Die vertriebenen Geister von Alexander dem Grossen
Nicht nur Vegas bietet im Best-of-7 um den Stanley Cup eine grossartige Story. Auch Gegner Washington hat eine: Alex Owetschkins ersten NHL-Final.
Für Freunde des Eishockeys, die weder die Vegas Golden Knights noch die Washington Capitals unterstützen (und auch keine Miesepeter sind), fällt es im Playoff-Final der NHL (Spiel 1 in Las Vegas, Montagnacht, 2 Uhr Schweizer Zeit) so schwer wie selten, sich für eine Seite zu entscheiden.
Las Vegas, klar!
Es ist die vielleicht beste Story, die es im Teamsport je gab: eine neue Mannschaft, zusammengewürfelt aus Spielern der anderen Vereine, Spielern, die diese teilweise nicht mehr wollten, vereint in der Stadt, die fünf Tage vor Saisonbeginn von einem der schlimmsten Amokläufe der Geschichte der USA heimgesucht wurde – und nun fehlen nach acht grossartigen Monaten voller Erfolgserlebnisse nur noch vier Siege bis zum Meistertitel.

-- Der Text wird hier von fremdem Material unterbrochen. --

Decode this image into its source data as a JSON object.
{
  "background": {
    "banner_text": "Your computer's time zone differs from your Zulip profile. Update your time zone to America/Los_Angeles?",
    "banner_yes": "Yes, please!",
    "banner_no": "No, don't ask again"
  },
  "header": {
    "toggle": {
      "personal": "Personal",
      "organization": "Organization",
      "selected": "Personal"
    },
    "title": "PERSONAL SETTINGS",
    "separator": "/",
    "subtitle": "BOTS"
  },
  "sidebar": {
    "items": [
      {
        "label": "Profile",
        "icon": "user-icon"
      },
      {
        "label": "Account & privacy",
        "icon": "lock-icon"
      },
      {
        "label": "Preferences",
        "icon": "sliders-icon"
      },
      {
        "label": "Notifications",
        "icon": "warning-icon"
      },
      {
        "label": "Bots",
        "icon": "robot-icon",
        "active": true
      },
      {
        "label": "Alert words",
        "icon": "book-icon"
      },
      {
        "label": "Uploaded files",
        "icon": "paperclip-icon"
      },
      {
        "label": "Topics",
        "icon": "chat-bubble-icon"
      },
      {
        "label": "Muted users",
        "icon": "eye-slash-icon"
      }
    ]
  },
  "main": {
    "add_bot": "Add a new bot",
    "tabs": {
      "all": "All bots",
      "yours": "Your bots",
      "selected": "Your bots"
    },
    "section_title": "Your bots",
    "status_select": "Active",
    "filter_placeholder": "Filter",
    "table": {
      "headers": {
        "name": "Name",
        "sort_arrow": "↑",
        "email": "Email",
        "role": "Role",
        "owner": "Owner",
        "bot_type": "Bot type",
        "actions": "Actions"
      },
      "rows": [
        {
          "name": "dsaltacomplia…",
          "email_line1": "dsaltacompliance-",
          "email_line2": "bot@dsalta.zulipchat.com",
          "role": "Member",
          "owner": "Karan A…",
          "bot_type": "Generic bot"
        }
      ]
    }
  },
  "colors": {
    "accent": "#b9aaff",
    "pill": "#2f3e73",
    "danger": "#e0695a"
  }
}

Doch Washington muss bloss zwei Worte in die Schale werfen, um die Sympathie-Waage dieses Finals wieder in eine ausbalancierte Position zu bringen: Alex Owetschkin.
Doch etwas fehlt
Er ist «Ovi the Great», oder «The Gr8», in Anspielung an die Rückennummer des Moskauers. Dreimal Weltmeister mit Russland, siebenmal bester Torschütze in der NHL, dreimal MVP, also wertvollster Spieler der besten Eishockeyliga – das ist grossartig, zweifellos.
Aber etwas fehlt Owetschkin, etwas, das ihn seit mittlerweile 13 Jahren immer wieder verzweifeln liess: der Meistertitel in der NHL, der Stanley-Cup. Doch nun, 2018, ist er als 32-Jähriger so nah wie noch nie, steht er mit den Capitals erstmals im Final.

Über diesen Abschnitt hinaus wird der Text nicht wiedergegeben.